Now, I don't know at all if this is true or not, but I find it a rather plausible explanation.


If there is a human element in the loop, and with a government process it is fairly likely, then shutting down the website after hours and on weekends makes sense from a workplace environment point of view.

Walking in each morning to a huge backlog of work generated overnight is bad for moral...generating a backlog over weekends and holidays is even worse - spending one's Veterans Day off from work knowing that the backlog is piling up sucks.


My University has a class booking system that only works during the hours of 9am - 5pm; outside that, and you're not allowed to put bookings in. When you put a booking in, it sits "loading" for a few minutes (spinner GIF in a modal dialog).

(I have visions of people sitting behind desks ticking off bookings in real-time as they come in, like telephone operators from the 40s.)


My school did this as well, but they claimed it was for maintenance reasons. Seemed like they were always tweaking it to withstand the load during course selection time. Maybe it's just easier to have regular down time than unpredictable down time.


My U's class registration system is also only open during "working" hours (a bit of a broader range, but same idea and nothing on weekends), although it's rather faster and obviously all automated at this point. It's very old software though - I get the feeling that the restrictions were put there to avoid giving a registration advantage (for popular classes) to those who could afford then-new technology. In 1996, a good solution. Now...


The Dutch Chamber of Commerce closes down its trade register between midnight and 9am or so. Because, of course, you should be sleeping then instead of doing business!


This is done to save money. There's probably a rack of boxes handling the dirty work. 99% of users of the system are local, as in the same time zone. So if you kill the boxes at night, you save half of your electricity bill with minimal inconvenience.

Obviously you can solve your little dilemma in the cloud by scaling based on demand, but not everything can be put into EC2 or similar.

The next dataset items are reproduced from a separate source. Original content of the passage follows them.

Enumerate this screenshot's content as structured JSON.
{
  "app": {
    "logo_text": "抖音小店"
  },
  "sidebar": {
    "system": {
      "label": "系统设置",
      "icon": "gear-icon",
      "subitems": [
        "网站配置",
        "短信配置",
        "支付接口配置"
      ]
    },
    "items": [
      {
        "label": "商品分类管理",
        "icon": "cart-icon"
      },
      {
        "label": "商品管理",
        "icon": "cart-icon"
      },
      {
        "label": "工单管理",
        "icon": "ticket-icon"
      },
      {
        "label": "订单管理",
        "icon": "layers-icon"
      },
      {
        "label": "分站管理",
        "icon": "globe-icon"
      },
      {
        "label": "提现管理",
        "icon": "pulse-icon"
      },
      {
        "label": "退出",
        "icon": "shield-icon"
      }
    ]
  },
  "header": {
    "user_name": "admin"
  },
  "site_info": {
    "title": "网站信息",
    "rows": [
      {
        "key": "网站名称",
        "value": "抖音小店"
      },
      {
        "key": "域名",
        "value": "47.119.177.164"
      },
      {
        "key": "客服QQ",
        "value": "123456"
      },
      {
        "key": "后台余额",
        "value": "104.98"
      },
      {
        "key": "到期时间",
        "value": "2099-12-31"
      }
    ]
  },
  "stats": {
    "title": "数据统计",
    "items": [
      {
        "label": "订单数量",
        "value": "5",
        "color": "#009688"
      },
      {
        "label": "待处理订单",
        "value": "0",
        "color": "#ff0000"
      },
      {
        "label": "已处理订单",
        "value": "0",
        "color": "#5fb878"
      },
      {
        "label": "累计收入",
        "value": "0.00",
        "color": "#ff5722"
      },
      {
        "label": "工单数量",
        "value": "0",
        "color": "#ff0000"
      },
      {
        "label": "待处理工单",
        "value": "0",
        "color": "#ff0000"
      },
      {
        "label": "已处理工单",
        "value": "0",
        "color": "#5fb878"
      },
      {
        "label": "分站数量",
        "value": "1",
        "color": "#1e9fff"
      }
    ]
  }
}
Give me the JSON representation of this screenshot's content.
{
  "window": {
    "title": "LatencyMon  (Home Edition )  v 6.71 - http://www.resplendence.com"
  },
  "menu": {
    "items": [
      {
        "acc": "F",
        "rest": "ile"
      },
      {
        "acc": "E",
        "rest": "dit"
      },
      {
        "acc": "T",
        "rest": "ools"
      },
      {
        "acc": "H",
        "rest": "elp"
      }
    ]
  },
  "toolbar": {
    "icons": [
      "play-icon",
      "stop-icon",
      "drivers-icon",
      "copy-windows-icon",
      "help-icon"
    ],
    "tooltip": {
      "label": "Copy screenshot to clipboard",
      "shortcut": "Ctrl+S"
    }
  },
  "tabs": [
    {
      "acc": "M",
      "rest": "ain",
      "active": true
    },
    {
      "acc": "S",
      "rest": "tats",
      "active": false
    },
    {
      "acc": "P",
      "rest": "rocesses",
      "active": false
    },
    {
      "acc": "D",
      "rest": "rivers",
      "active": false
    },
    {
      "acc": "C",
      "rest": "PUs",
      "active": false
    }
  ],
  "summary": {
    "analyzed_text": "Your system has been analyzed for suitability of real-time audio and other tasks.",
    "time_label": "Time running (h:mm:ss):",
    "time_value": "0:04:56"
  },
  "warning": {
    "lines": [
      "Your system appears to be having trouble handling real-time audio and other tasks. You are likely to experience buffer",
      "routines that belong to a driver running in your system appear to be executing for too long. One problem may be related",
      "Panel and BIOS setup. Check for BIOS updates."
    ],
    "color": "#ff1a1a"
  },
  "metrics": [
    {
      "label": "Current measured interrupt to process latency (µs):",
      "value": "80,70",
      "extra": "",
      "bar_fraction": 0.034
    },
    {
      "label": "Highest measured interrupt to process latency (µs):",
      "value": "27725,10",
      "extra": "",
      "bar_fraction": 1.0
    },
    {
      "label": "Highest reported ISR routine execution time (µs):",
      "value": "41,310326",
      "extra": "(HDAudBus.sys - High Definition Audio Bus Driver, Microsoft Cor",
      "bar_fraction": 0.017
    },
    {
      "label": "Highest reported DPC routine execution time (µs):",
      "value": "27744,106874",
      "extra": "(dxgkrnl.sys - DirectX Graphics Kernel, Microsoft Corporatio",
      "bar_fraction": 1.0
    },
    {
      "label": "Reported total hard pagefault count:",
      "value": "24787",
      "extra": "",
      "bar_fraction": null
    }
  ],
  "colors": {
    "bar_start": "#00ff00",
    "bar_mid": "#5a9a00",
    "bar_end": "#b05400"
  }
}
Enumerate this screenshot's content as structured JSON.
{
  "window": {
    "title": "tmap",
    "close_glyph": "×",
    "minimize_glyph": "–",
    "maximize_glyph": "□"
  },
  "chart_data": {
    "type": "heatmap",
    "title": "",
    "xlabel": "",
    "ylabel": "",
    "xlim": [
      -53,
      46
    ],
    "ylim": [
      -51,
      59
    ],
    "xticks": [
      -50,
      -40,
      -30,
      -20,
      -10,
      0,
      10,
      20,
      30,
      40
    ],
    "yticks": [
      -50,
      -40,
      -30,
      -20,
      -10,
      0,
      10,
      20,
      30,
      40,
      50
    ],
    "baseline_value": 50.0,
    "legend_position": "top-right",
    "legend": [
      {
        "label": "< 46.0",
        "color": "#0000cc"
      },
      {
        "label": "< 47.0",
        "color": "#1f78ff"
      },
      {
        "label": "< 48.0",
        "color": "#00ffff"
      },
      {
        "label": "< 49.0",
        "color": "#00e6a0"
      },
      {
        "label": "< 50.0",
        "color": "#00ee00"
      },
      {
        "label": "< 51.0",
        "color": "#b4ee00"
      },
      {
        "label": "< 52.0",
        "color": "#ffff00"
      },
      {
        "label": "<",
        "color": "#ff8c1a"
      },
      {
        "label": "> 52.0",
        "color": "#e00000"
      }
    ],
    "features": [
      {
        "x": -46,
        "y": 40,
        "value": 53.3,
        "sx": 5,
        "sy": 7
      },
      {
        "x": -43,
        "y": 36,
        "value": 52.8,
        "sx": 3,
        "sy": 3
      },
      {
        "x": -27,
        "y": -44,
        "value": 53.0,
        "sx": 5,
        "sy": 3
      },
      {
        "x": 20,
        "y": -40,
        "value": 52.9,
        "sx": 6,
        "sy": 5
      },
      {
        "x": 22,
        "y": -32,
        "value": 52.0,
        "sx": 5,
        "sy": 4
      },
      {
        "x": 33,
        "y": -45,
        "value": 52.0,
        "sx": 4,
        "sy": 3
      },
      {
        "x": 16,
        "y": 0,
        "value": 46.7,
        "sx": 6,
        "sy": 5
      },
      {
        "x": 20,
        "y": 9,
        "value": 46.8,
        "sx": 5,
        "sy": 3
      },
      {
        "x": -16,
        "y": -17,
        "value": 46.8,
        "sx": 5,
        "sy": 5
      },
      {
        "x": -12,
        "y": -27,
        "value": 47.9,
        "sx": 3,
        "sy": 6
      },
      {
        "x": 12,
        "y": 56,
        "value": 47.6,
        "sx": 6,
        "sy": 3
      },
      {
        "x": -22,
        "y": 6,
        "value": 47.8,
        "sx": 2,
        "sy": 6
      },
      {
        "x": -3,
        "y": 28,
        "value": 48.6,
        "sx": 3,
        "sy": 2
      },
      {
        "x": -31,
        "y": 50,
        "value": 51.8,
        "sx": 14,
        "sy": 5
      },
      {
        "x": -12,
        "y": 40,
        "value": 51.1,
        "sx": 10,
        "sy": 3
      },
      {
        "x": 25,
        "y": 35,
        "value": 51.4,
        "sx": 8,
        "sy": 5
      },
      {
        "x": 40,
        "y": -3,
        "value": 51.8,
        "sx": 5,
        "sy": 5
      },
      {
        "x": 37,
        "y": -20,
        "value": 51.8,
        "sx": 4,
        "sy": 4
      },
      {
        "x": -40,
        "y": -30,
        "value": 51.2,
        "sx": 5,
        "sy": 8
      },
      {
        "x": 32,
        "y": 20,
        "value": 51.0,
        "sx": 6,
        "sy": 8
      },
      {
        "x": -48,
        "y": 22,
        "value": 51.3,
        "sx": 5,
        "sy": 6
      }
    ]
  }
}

Government sites that handle sensitive data certainly can't.


I can't imagine this is the reason. They need something to throw up that ridiculous message...why not use it to handle requests to the site too? How much traffic does a site like this get?


The electricity costs for such a site is probably a couple a bucks a day. It would be very weird if they were really turning of the servers every night just to save a few dollars.


Especially considering electricity costs less at night.


We have a customer only allowing registration for a webshop during working hours(!). In that case, it wasn't about marginal power bills, legislation or anything of the sort. It is just because their system is not fully automated, so whenever a new user registers, a person in the other end gets an email end manually has to enter the data in another system (SAP), before the user gets activated.


Interestingly enough, the University of Waterloo runs its co-op program through a website called Jobmine which allows students to search through job postings which they might be eligible for. Coincidently, it is also only available until midnight on weekdays and just recently started being available 24 hours on weekends.


Might be there is some civil servant who's computer doubles as a webserver. When he leaves at 5pm, down goes the server.